За круглым столом сидят стандартные участники подобных передач: либеральный ведущий, историк, священник, сценарист порнофильмов, поэтесса-концептуалист.
Ведущий, обращаясь к историку:
– Так что же есть сейчас русская идея, по-вашему? Как её можно охарактеризовать, преподнести?
Историк, глядя в сторону и вниз:
– Я бы сказал, что русская идея, по своей сути, это философско-идеологический механизм самоидентификации русскости. Безусловно, сама эта идея – часть русской философии и…
Его перебивает поэтесса-концептуалист:
– Русская философия станет собственно чистой философией, когда перестанет обслуживать русскую идею. Ведь русская идея в её радикальном изложении религиозна и при этом ветхозаветна. Все эти пассажи, наподобие богоизбранности русского народа, мессианство. Или вот это, как мог бы сказать Саваоф всем русским: «Не поклоняйтесь западным идолам!».
Священник:
– Да ещё Толстой говаривал о Тургеневе: «Трясёт демократическими ляжками». От этих сотрясений – западнодемократных – идея русская в умах еретических пребывает, как дом на песке. Еретикам надлежало бы изумляться и удивляться благостному устройству идейности русской, а не лепить своих божков из праха и пепла.
Сценарист порнофильмов:
– Мне кажется, нужно начать с того, что с возникновением русской идеи русский человек всегда был объектом русско-философских размышлений, в центре внимания которых были проблемы нашего человека, и главная задача русской идеи – создание интегральной концепции русского человека с его эмоциями, инстинктами и влечениями, с его обнажающейся натурой. Нельзя забывать, что для русского человека…
– На хуй!
– …очень существенны реальные условия его бытия. А в области натуралистической эстетики…

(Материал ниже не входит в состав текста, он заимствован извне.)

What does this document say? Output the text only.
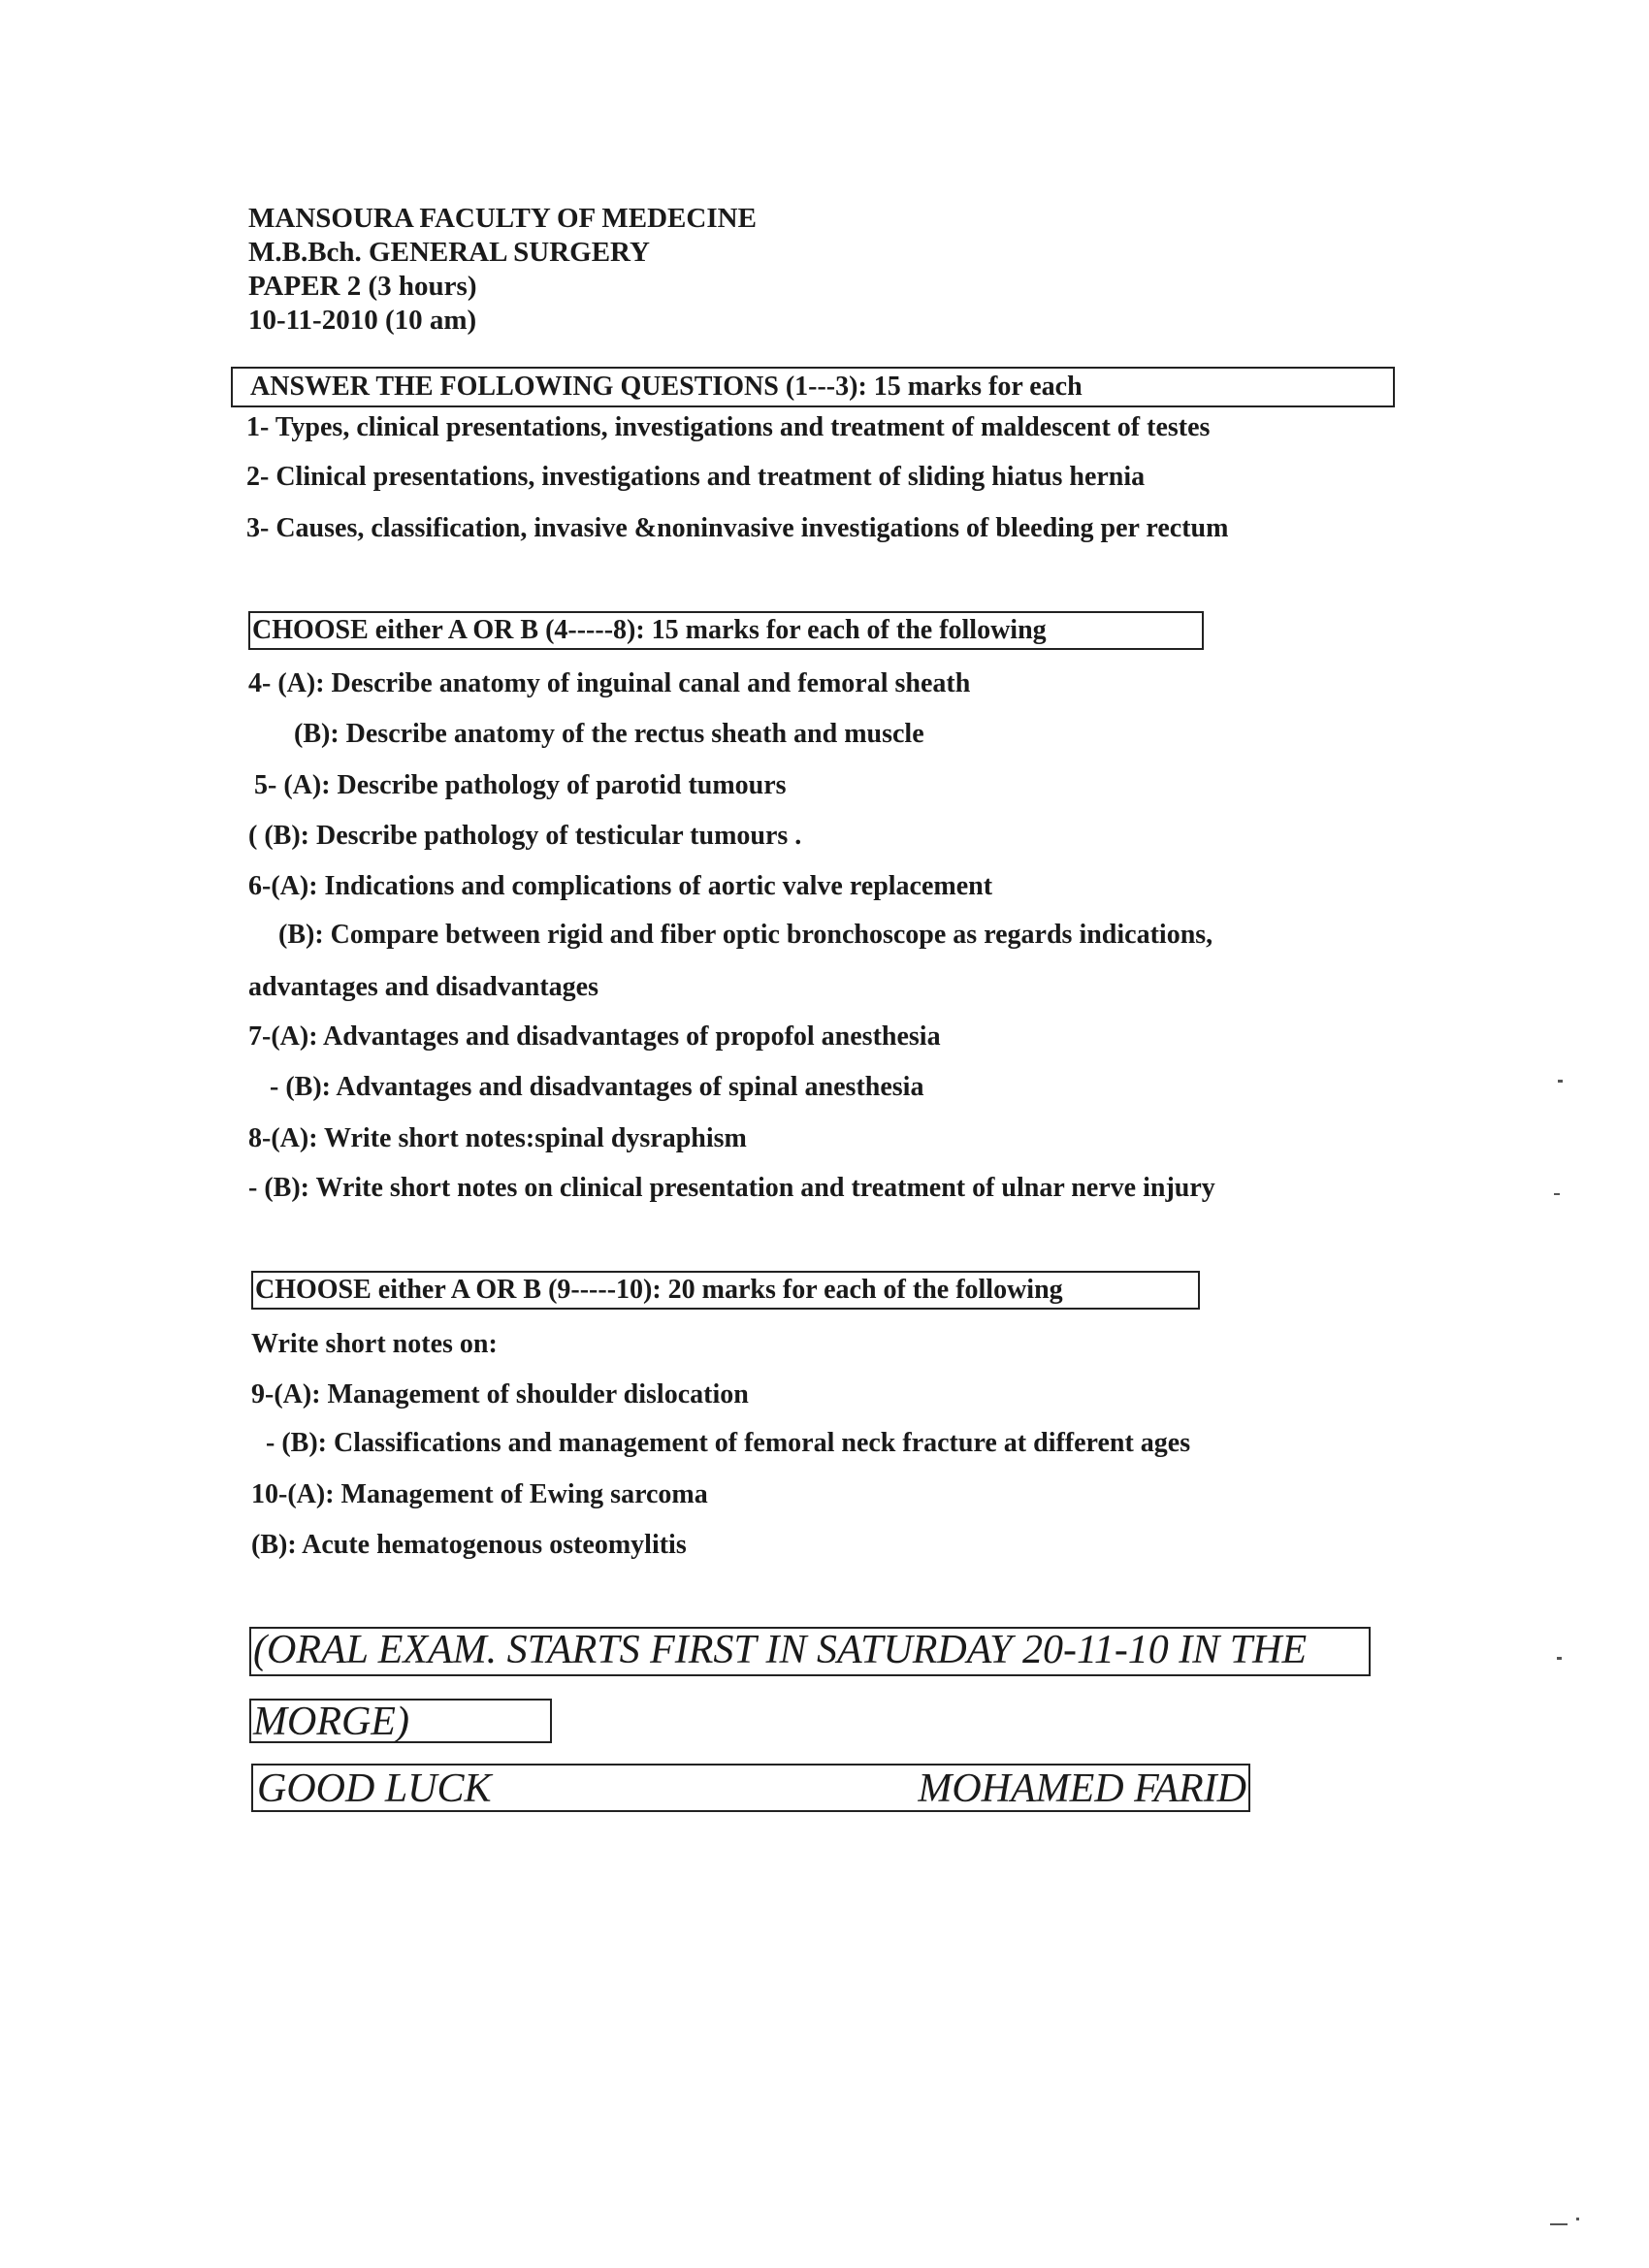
MANSOURA FACULTY OF MEDECINE
M.B.Bch. GENERAL SURGERY
PAPER 2 (3 hours)
10-11-2010 (10 am)
ANSWER THE FOLLOWING QUESTIONS (1---3): 15 marks for each
1- Types, clinical presentations, investigations and treatment of maldescent of testes
2- Clinical presentations, investigations and treatment of sliding hiatus hernia
3- Causes, classification, invasive &noninvasive investigations of bleeding per rectum
CHOOSE either A OR B (4-----8): 15 marks for each of the following
4- (A): Describe anatomy of inguinal canal and femoral sheath
(B): Describe anatomy of the rectus sheath and muscle
5- (A): Describe pathology of parotid tumours
( (B): Describe pathology of testicular tumours .
6-(A): Indications and complications of aortic valve replacement
(B): Compare between rigid and fiber optic bronchoscope as regards indications,
advantages and disadvantages
7-(A): Advantages and disadvantages of propofol anesthesia
- (B): Advantages and disadvantages of spinal anesthesia
8-(A): Write short notes:spinal dysraphism
- (B): Write short notes on clinical presentation and treatment of ulnar nerve injury
CHOOSE either A OR B (9-----10): 20 marks for each of the following
Write short notes on:
9-(A): Management of shoulder dislocation
- (B): Classifications and management of femoral neck fracture at different ages
10-(A): Management of Ewing sarcoma
(B): Acute hematogenous osteomylitis
(ORAL EXAM. STARTS FIRST IN SATURDAY 20-11-10 IN THE
MORGE)
GOOD LUCK	MOHAMED FARID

– Заебали, блядь! – пассажир мужеского пола запустил в монитор недопитую бутылку «Клинского». На него никто не обратил внимания, все дремали.
Выходя на остановке из маршрутки, Герман спросил водителя:
– А почему вы ставите такие записи в салоне?
– А нас обязывают теперь. Раньше блатняк крутил, и нормально было, а сейчас каждую неделю монитор меняю.
Геолога не было дома. Старушка соседка сказала, что он пошёл к гетере, и показала дорогу. Друзья изумились наличию в маленьком посёлке гетеры, и именно гетеры, а не просто поселковой шлюхи. Заблудившись на развилках, Евгений и Герман поинтересовались у мальчика лет двенадцати, как пройти к гетере и, вообще, кто она такая.
– А вы уже пришли, – ответил мальчуган, – вон тот дом. А гетера эта – бывшая наша библиотекарша. К ней сейчас многие ходят. Время такое.
Ставни деревянного дома оказались плотно прикрыты. Дверь не заперта. Во дворе не было видно живности, только цветы да декоративный кустарник. Проход в комнату узкий, едва освещённый красным светильником у потолка. Посреди комнаты на большом ковре, окружённом разноцветными свечами и благовониями, лежала гетера – женщина средних лет, едва прикрытая прозрачной накидкой. Рядом – трое обнажённых мужчин. В одном узнавался геолог. Все молча глядели на вошедших Германа и Евгения. Гетера долго и пристально всматривалась в них.
– Вы хотите меня? – спросила она негромко.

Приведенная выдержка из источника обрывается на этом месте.